Esther insisted on me being polite. Please, thank you, wait your turn, let that person go before you, say hello and goodbye, listen before you speak, dont interrupt. She would be more upset with me for rudeness than for breaking something around the house – her values were clear about the importance of treating people well.
The other attribute Esther manifested through her life was an extremely high empathy. Her early lessons on that to me were simple – “How would you feel if someone did that to you?” After the usual hundreds of times it takes a parent to relay a lesson to their children (), the step of considering the effect and feelings on the person I was about to tease, laugh at, or hit eventually sunk in and made me a less impetuous, and hopefully kinder person.
But make no mistake, these qualities did not make Esther a passive nice person. I have another chevre, a community of our Edmonton Talmud Torah class who amazingly keep in touch by email and share news and events. When I asked for their memories of Esther several recalled with great clarity Esther’s influence on them in our teenage years, when she and Dan were advisors for BBYO, and Jewish youth group.
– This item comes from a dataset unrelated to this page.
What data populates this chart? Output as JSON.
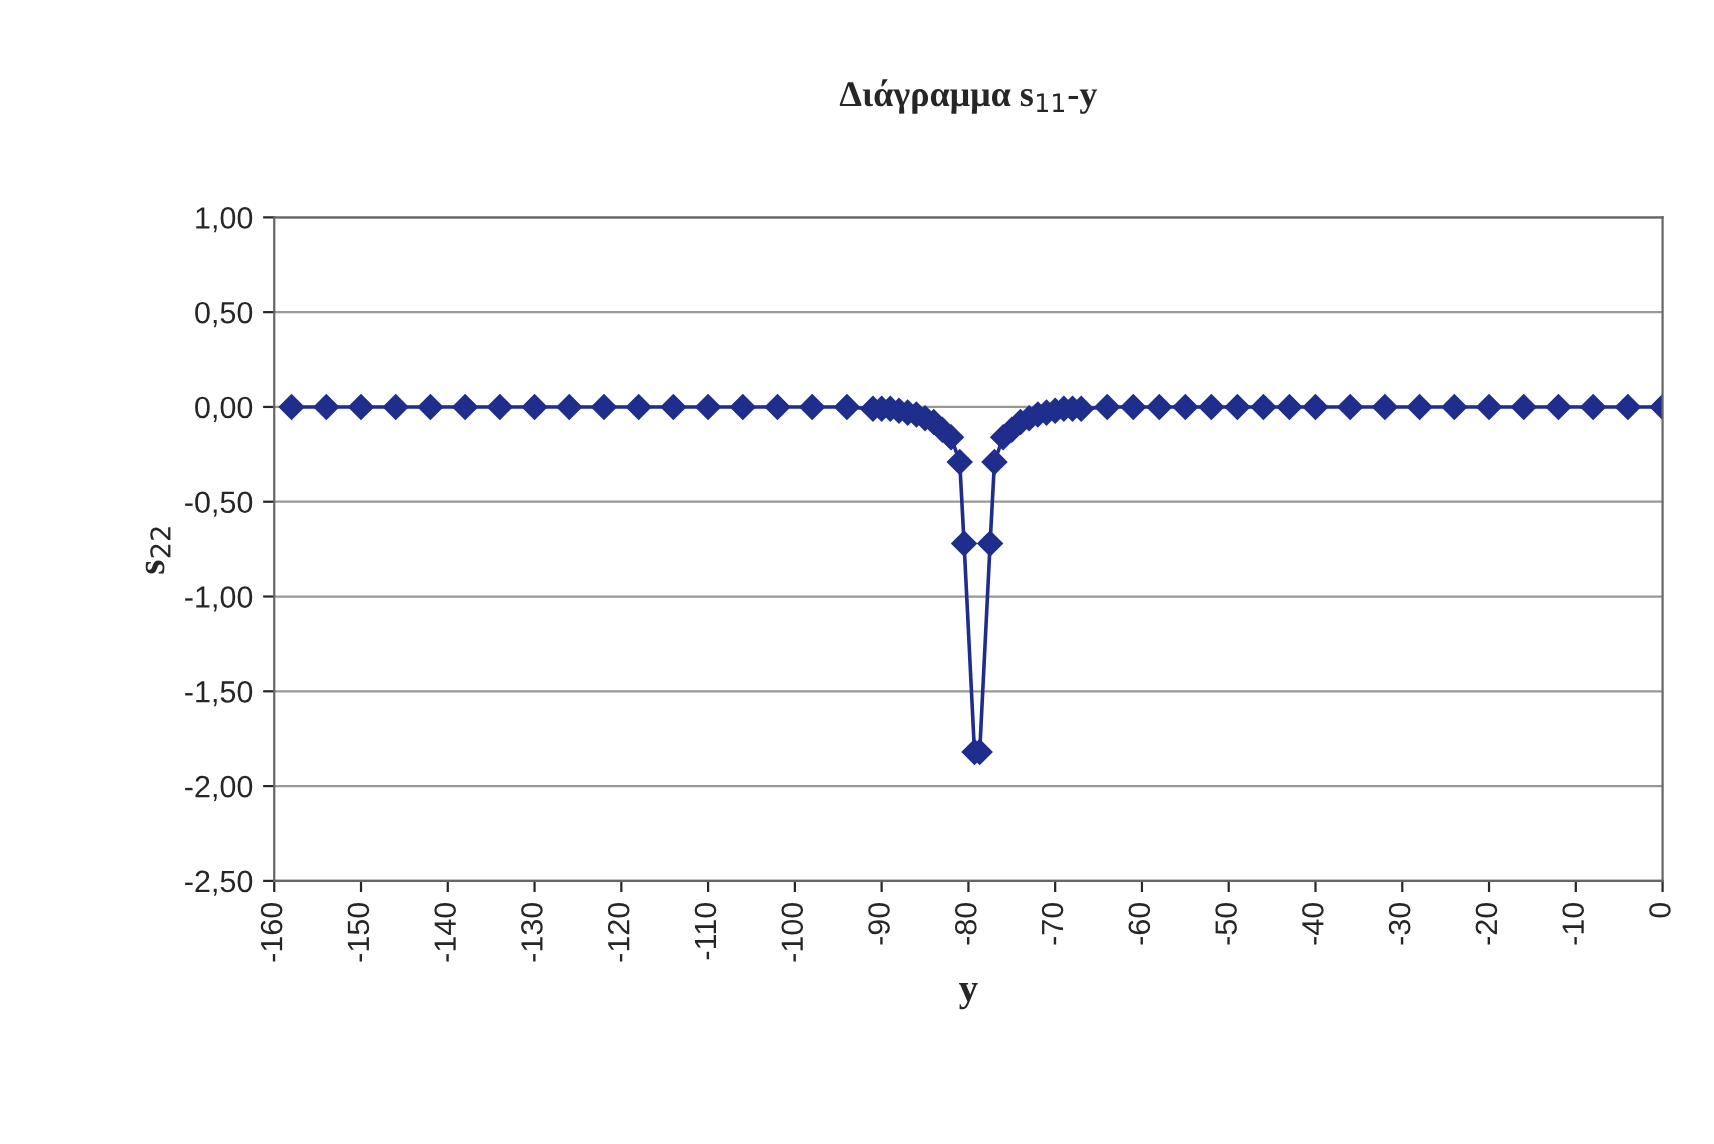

Mona said “I recall your mom as one of the first adults to treat me like a ‘grown up’ (even when I may not have behaved as one). She would ask me what was going on in my life and I knew her interest was genuine as she would always actually remember our conversations the next time she saw me.”
When Esther saw a clique that was excluding one of the other girls, she engaged them in dialog with that combination of unvarnished truth, outrage, her deep sense of fairness, topped with a dollop of guilt, to encourage inclusiveness.
Esther’s sense of fairness extended reagrdless of gender. Talmud Torah classmate Arna Poupko Fisher wrote “Your mom was one of the few people who made MY mom ‘stand at attention’. She was a feminist before her time…with moxie and forthrightness and irrepressible energy. My mom really loved your mom and so did I.”
Mom, in a few minutes we will commend your body back to the earth, and help your beautiful neshama go free, the neshama that was getting increasingly hard to radiate as your brain became a cataract to its glow.
In our mystical tradition the Zohar tells us that Esther’s neshama is still near, in the process of rising upwards to the light of creation, where after a brief time to be cleared of the pains and mistakes of this world will be free once more. If it should be your choice, perhaps the world will be blessed with your soul once again, to bring compassion, awareness, and wisdom to another community and to a family who loved you as much as we did.